The hype led to a fresh wave of innovations in the blockchain industry as the red hot GameFi took a step to the side and assumed the role of a ‘pillar’ in the incoming metaverse. According to builders, the metaverse would be comprised of entertainment, social interaction, and financials. In industry terms, that’s GameFi, DeFi, and the incoming SocialFi. For many, ‘metaverse’ was fast becoming synonymous with the equally ambiguous ‘Web3’ phenomenon.
It’s Not a Thing You Can Touch
As an advertisement slash educational production, the hi-tech screen goggles in Zuck’s video are actually a red herring. Web3 and the metaverse are not things we will be able to physically see or tune in and out of by putting on goggles; the distinction between real-life and virtual life will be a lot more subtle than that.
The metaverse is an umbrella term for a time when our lives are lived more online than offline.
In many ways, we are all already one foot in the metaverse. With smartphones and the Internet, no matter where you are, you are always connected to a global network of people and information – is that not the metaverse? Americans pick up their phones over 200 times a day and spend an average of 5-6 hours a day looking at them for non-work-related browsing. Moving forwards, development of Web3 will look to draw even more of our attention, money, and time online.

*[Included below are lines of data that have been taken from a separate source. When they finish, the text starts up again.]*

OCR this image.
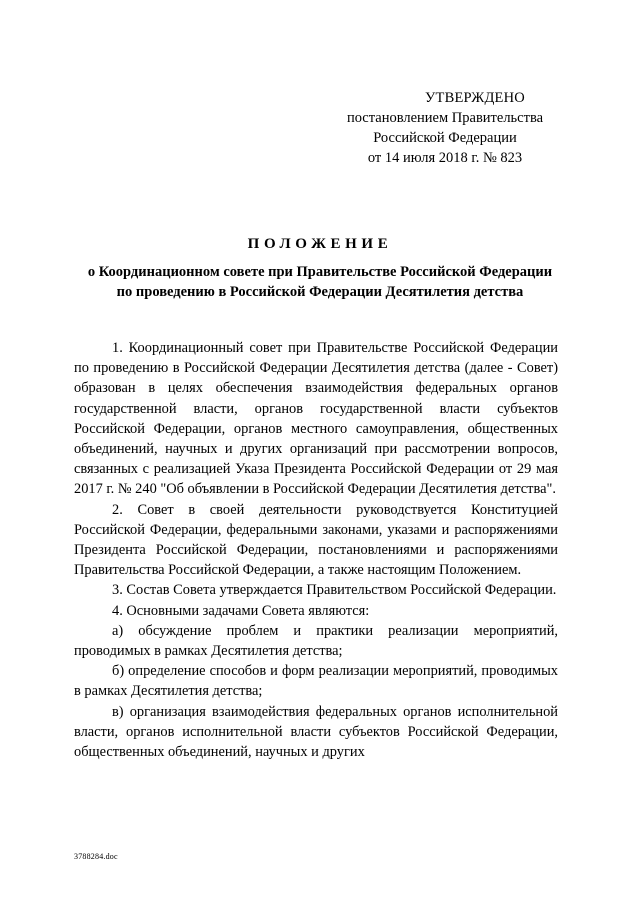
УТВЕРЖДЕНО
постановлением Правительства
Российской Федерации
от 14 июля 2018 г. № 823
ПОЛОЖЕНИЕ
о Координационном совете при Правительстве Российской Федерации
по проведению в Российской Федерации Десятилетия детства

1. Координационный совет при Правительстве Российской Федерации по проведению в Российской Федерации Десятилетия детства (далее - Совет) образован в целях обеспечения взаимодействия федеральных органов государственной власти, органов государственной власти субъектов Российской Федерации, органов местного самоуправления, общественных объединений, научных и других организаций при рассмотрении вопросов, связанных с реализацией Указа Президента Российской Федерации от 29 мая 2017 г. № 240 "Об объявлении в Российской Федерации Десятилетия детства".

2. Совет в своей деятельности руководствуется Конституцией Российской Федерации, федеральными законами, указами и распоряжениями Президента Российской Федерации, постановлениями и распоряжениями Правительства Российской Федерации, а также настоящим Положением.

3. Состав Совета утверждается Правительством Российской Федерации.

4. Основными задачами Совета являются:

а) обсуждение проблем и практики реализации мероприятий, проводимых в рамках Десятилетия детства;

б) определение способов и форм реализации мероприятий, проводимых в рамках Десятилетия детства;

в) организация взаимодействия федеральных органов исполнительной власти, органов исполнительной власти субъектов Российской Федерации, общественных объединений, научных и других

3788284.doc
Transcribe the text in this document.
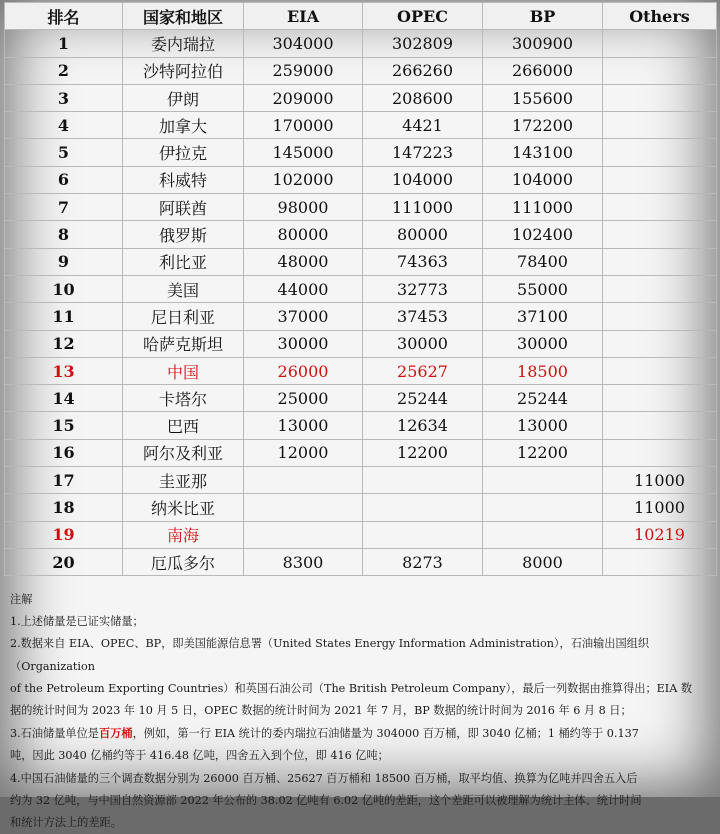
排名	国家和地区	EIA	OPEC	BP	Others
1	委内瑞拉	304000	302809	300900	
2	沙特阿拉伯	259000	266260	266000	
3	伊朗	209000	208600	155600	
4	加拿大	170000	4421	172200	
5	伊拉克	145000	147223	143100	
6	科威特	102000	104000	104000	
7	阿联酋	98000	111000	111000	
8	俄罗斯	80000	80000	102400	
9	利比亚	48000	74363	78400	
10	美国	44000	32773	55000	
11	尼日利亚	37000	37453	37100	
12	哈萨克斯坦	30000	30000	30000	
13	中国	26000	25627	18500	
14	卡塔尔	25000	25244	25244	
15	巴西	13000	12634	13000	
16	阿尔及利亚	12000	12200	12200	
17	圭亚那				11000
18	纳米比亚				11000
19	南海				10219
20	厄瓜多尔	8300	8273	8000	

注解

1.上述储量是已证实储量；

2.数据来自 EIA、OPEC、BP，即美国能源信息署（United States Energy Information Administration），石油输出国组织（Organization

of the Petroleum Exporting Countries）和英国石油公司（The British Petroleum Company），最后一列数据由推算得出；EIA 数

据的统计时间为 2023 年 10 月 5 日，OPEC 数据的统计时间为 2021 年 7 月，BP 数据的统计时间为 2016 年 6 月 8 日；

3.石油储量单位是百万桶，例如，第一行 EIA 统计的委内瑞拉石油储量为 304000 百万桶，即 3040 亿桶；1 桶约等于 0.137

吨，因此 3040 亿桶约等于 416.48 亿吨，四舍五入到个位，即 416 亿吨；

4.中国石油储量的三个调查数据分别为 26000 百万桶、25627 百万桶和 18500 百万桶，取平均值、换算为亿吨并四舍五入后

约为 32 亿吨，与中国自然资源部 2022 年公布的 38.02 亿吨有 6.02 亿吨的差距，这个差距可以被理解为统计主体、统计时间

和统计方法上的差距。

In Web1, users paid to consume company-produced content.
In Web2, companies paid platforms for user attention.
In Web3, users pay other users for content and services via decentralized platforms.
Although this sounds like a positive development for humanity, it’s important to approach this concept with some healthy skepticism. Humans are inevitably greedy beings, and there will always be individuals who leverage the dynamics of the system to generate disproportionate amounts of wealth and power for themselves.
Getting to the Nuts and Bolts
Underpinned by decentralized networks such as blockchains, the digital world will run parallel to our own offline existence and increasingly blur the line between reality. It’s easy enough to draw a line between our real lives and an online computer game in which we slay dragons and conquer new lands, but developments in Web3 will attempt more and more to imbue realism into these applications, such as object scarcity, permanence, and indisputable ownership.
The more realistic games and the metaverse become, the more we are encouraged to dedicate our time, energy, and attention to cultivating them. Inevitably, the technology will become too sophisticated for the majority to understand, but that has not hindered the adoption of other technologies in the past, such as cars, microwaves, and computers.
Zuck’s supposed vision of headset-wearers dancing around their living room is in many ways a deliberate diversion from the slow and creeping reality of the true metaverse. The headset gives a sense of choice and creates a physical barrier between the real and virtual worlds: if you want to leave, just simply take it off. The reality is a lot more subtle and infinitely more imposing. As the line blurs, we will inevitably fall deeper and deeper into our digital prisons.